Now that we’re on the master branch, we can merge. To do that, in your git bash terminal type:

git merge --no-ff second-branch

This will either open a new text editor for you or will show you a text editor in the terminal. If the text editor is in the terminal, type :quit and then press enter. If a new text editor opened, you can simply close it.

The “–no-ff” part of the command merges the changes from second-branch and includes a new commit. It’s not necessary to include this, but I like to see where the merge happened in my git history so I think including it is useful. If you don’t include the “–no-ff”, you won’t necessarily know when you made the merge.

Now we need to push our changes to GitHub. So type the following your git bash terminal:

git push origin master

Now, back to GitHub and in the branch dropdown menu, select master. You should now see the third file has been added! If you click on the “commits” link (there should be a 4 next to it) you’ll see a history of all the commits we made. And like I said above, if you hadn’t put the “–no-ff” you wouldn’t see the “Merge branch ‘second-branch'” commit in the history.
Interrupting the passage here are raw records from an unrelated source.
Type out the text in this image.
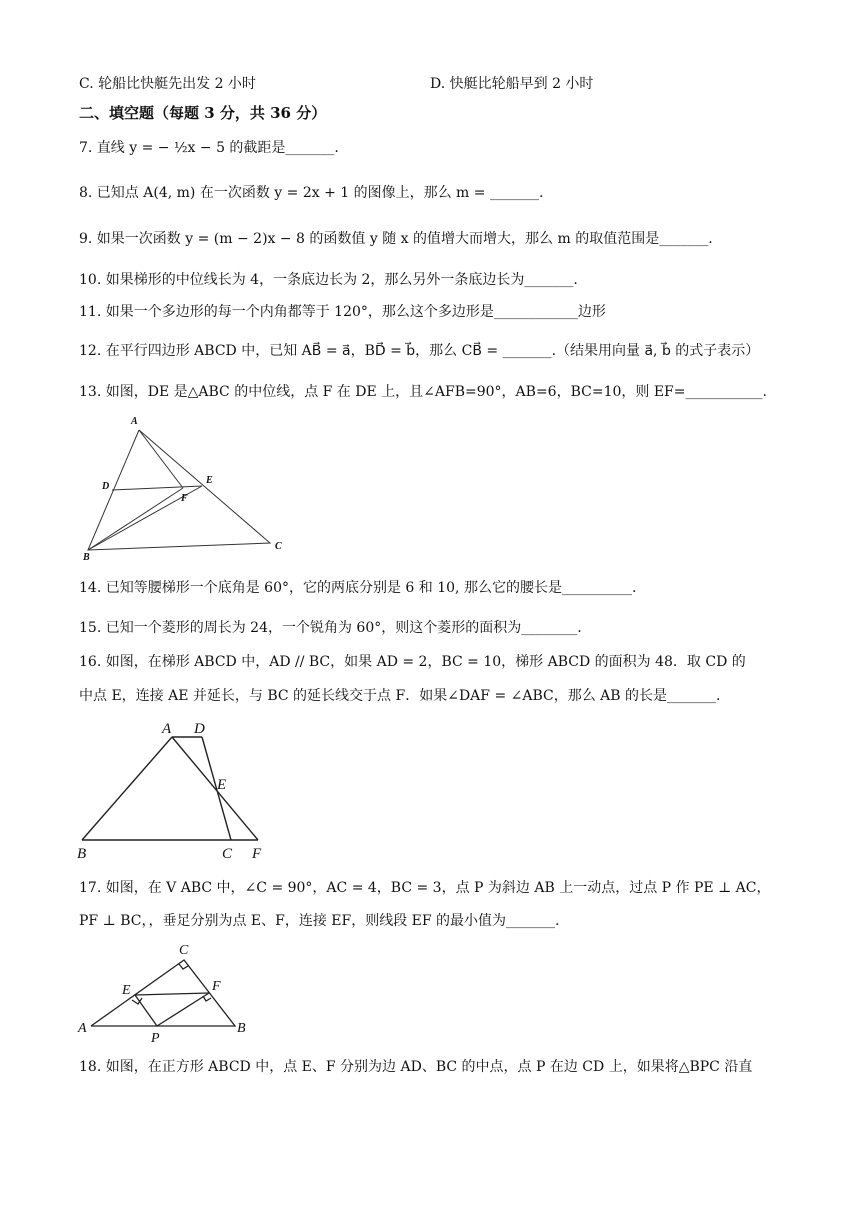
C. 轮船比快艇先出发 2 小时	D. 快艇比轮船早到 2 小时
二、填空题（每题 3 分，共 36 分）
7. 直线 y = − ½x − 5 的截距是_______.
8. 已知点 A(4, m) 在一次函数 y = 2x + 1 的图像上，那么 m = _______.
9. 如果一次函数 y = (m − 2)x − 8 的函数值 y 随 x 的值增大而增大，那么 m 的取值范围是_______.
10. 如果梯形的中位线长为 4，一条底边长为 2，那么另外一条底边长为_______.
11. 如果一个多边形的每一个内角都等于 120°，那么这个多边形是____________边形
12. 在平行四边形 ABCD 中，已知 AB⃗ = a⃗，BD⃗ = b⃗，那么 CB⃗ = _______.（结果用向量 a⃗, b⃗ 的式子表示）
13. 如图，DE 是△ABC 的中位线，点 F 在 DE 上，且∠AFB=90°，AB=6，BC=10，则 EF=___________.
A
D
E
F
B
C
14. 已知等腰梯形一个底角是 60°，它的两底分别是 6 和 10, 那么它的腰长是__________.
15. 已知一个菱形的周长为 24，一个锐角为 60°，则这个菱形的面积为________.
16. 如图，在梯形 ABCD 中，AD // BC，如果 AD = 2，BC = 10，梯形 ABCD 的面积为 48．取 CD 的
中点 E，连接 AE 并延长，与 BC 的延长线交于点 F．如果∠DAF = ∠ABC，那么 AB 的长是_______.
A D
E
B	C F
17. 如图，在 V ABC 中，∠C = 90°，AC = 4，BC = 3，点 P 为斜边 AB 上一动点，过点 P 作 PE ⊥ AC，
PF ⊥ BC，，垂足分别为点 E、F，连接 EF，则线段 EF 的最小值为_______.
C
E	F
A
P
B
18. 如图，在正方形 ABCD 中，点 E、F 分别为边 AD、BC 的中点，点 P 在边 CD 上，如果将△BPC 沿直
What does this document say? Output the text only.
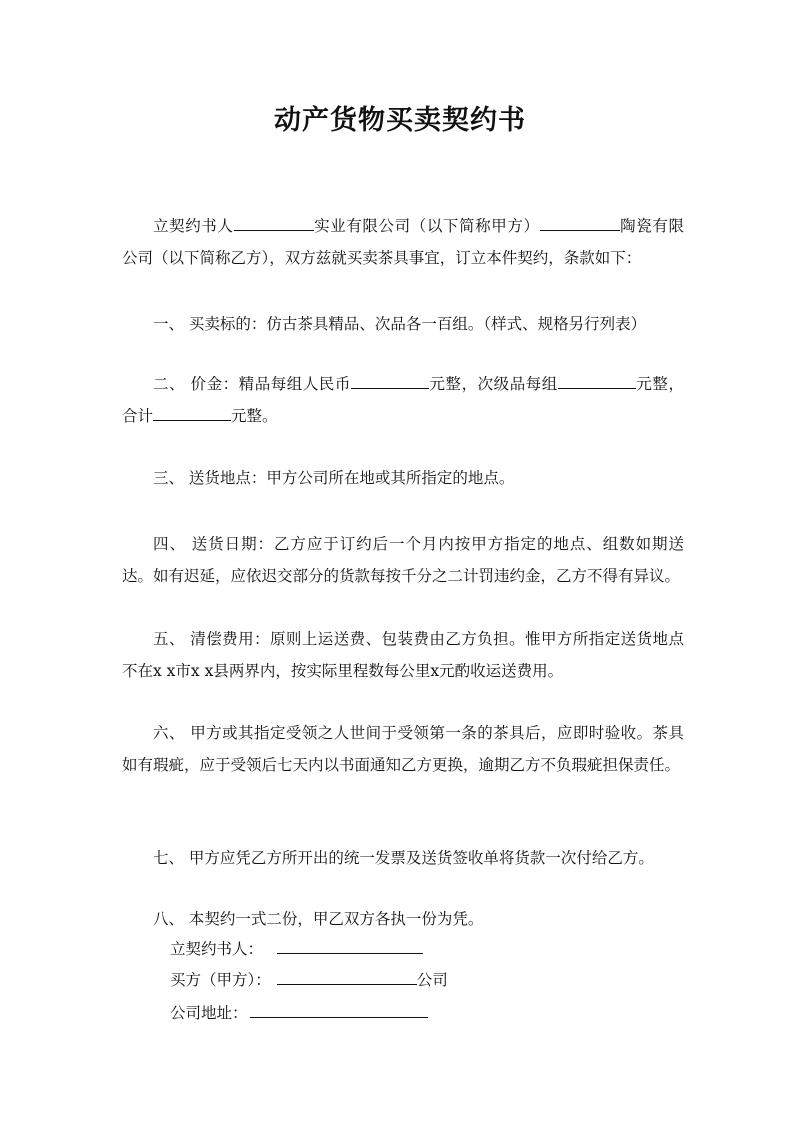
动产货物买卖契约书

立契约书人	实业有限公司（以下简称甲方）	陶瓷有限公司（以下简称乙方），双方兹就买卖茶具事宜，订立本件契约，条款如下：

一、 买卖标的：仿古茶具精品、次品各一百组。（样式、规格另行列表）

二、 价金：精品每组人民币	元整，次级品每组	元整，合计	元整。

三、 送货地点：甲方公司所在地或其所指定的地点。

四、 送货日期：乙方应于订约后一个月内按甲方指定的地点、组数如期送达。如有迟延，应依迟交部分的货款每按千分之二计罚违约金，乙方不得有异议。

五、 清偿费用：原则上运送费、包装费由乙方负担。惟甲方所指定送货地点不在x x市x x县两界内，按实际里程数每公里x元酌收运送费用。

六、 甲方或其指定受领之人世间于受领第一条的茶具后，应即时验收。茶具如有瑕疵，应于受领后七天内以书面通知乙方更换，逾期乙方不负瑕疵担保责任。

七、 甲方应凭乙方所开出的统一发票及送货签收单将货款一次付给乙方。

八、 本契约一式二份，甲乙双方各执一份为凭。

立契约书人：
买方（甲方）：	公司
公司地址：
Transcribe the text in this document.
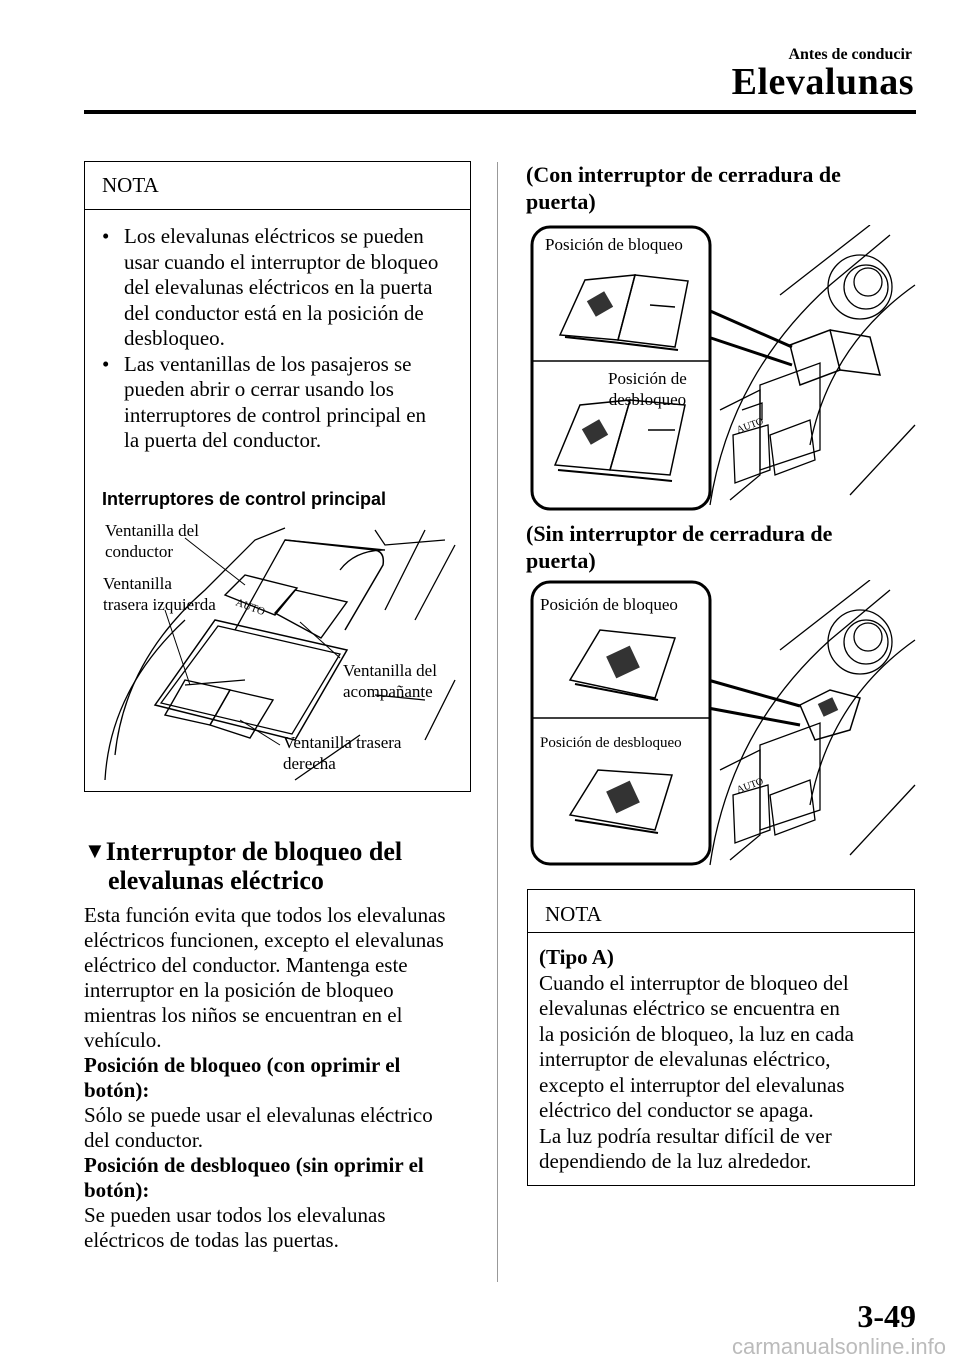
Antes de conducir
Elevalunas
NOTA
• Los elevalunas eléctricos se pueden
usar cuando el interruptor de bloqueo
del elevalunas eléctricos en la puerta
del conductor está en la posición de
desbloqueo.
• Las ventanillas de los pasajeros se
pueden abrir o cerrar usando los
interruptores de control principal en
la puerta del conductor.
Interruptores de control principal
AUTO
Ventanilla del
conductor
Ventanilla
trasera izquierda
Ventanilla del
acompañante
Ventanilla trasera
derecha
▼Interruptor de bloqueo del
elevalunas eléctrico
Esta función evita que todos los elevalunas
eléctricos funcionen, excepto el elevalunas
eléctrico del conductor. Mantenga este
interruptor en la posición de bloqueo
mientras los niños se encuentran en el
vehículo.
Posición de bloqueo (con oprimir el
botón):
Sólo se puede usar el elevalunas eléctrico
del conductor.
Posición de desbloqueo (sin oprimir el
botón):
Se pueden usar todos los elevalunas
eléctricos de todas las puertas.
(Con interruptor de cerradura de
puerta)
AUTO
Posición de bloqueo
Posición de
desbloqueo
(Sin interruptor de cerradura de
puerta)
AUTO
Posición de bloqueo
Posición de desbloqueo
NOTA
(Tipo A)
Cuando el interruptor de bloqueo del
elevalunas eléctrico se encuentra en
la posición de bloqueo, la luz en cada
interruptor de elevalunas eléctrico,
excepto el interruptor del elevalunas
eléctrico del conductor se apaga.
La luz podría resultar difícil de ver
dependiendo de la luz alrededor.
3-49
carmanualsonline.info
That’s pretty much it for the basics. Hopefully this was helpful for you if you were struggling with understanding how to use git. The best way to get better is to keep practicing and using git when you’re working on your projects. The more you use it, the more comfortable you get with it. One thing you should eventually look into is using an SSH key to authenticate when you are pushing your changes. It’s more secure and actually makes your workflow a lot less tedious because you don’t need to log in every time you want to push changes. But, I think using the login/HTTPS version is fine for beginners.